UI-Zoomer是一种无需训练的自适应放大框架，通过不确定性量化优化GUI定位任务。该方法利用置信度感知门控机制仅在定位不确定时触发放大，并基于方差分解动态计算每实例的裁剪半径，替代传统的固定尺寸统一裁剪。在ScreenSpot-Pro、UI-Vision和ScreenSpot-v2基准测试中，该方法分别实现最高13.4%、10.3%和4.2%的精度提升，显著改善小图标与密集布局的定位效果。

## 正文

GUI grounding, which localizes interface elements from screenshots given natural language queries, remains challenging for small icons and dense layouts. Test-time zoom-in methods improve localization by cropping and re-running inference at higher resolution, but apply cropping uniformly across all instances with fixed crop sizes, ignoring whether the model is actually uncertain on each case. We propose UI-Zoomer, a training-free adaptive zoom-in framework that treats both the trigger and scale of zoom-in as a prediction uncertainty quantification problem.
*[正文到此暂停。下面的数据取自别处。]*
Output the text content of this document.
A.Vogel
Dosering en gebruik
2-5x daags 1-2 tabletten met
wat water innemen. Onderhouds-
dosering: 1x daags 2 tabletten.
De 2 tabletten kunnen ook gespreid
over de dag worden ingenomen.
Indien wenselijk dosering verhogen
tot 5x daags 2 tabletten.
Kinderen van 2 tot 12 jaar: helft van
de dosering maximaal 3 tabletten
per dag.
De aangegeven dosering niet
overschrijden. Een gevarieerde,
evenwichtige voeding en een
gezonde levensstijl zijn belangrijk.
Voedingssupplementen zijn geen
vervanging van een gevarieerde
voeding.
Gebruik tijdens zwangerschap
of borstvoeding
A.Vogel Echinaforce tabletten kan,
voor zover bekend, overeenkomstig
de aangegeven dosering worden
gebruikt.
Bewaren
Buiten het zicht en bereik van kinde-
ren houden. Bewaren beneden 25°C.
A confidence-aware gate fuses spatial consensus among stochastic candidates with token-level generation confidence to selectively trigger zoom-in only when localization is uncertain. When triggered, an uncertainty-driven crop sizing module decomposes prediction variance into inter-sample positional spread and intra-sample box extent, deriving a per-instance crop radius via the law of total variance. Extensive experiments on ScreenSpot-Pro, UI-Vision, and ScreenSpot-v2 demonstrate consistent improvements over strong baselines across multiple model architectures, achieving gains of up to +13.4\%, +10.3\%, and +4.2\% respectively, with no additional training required.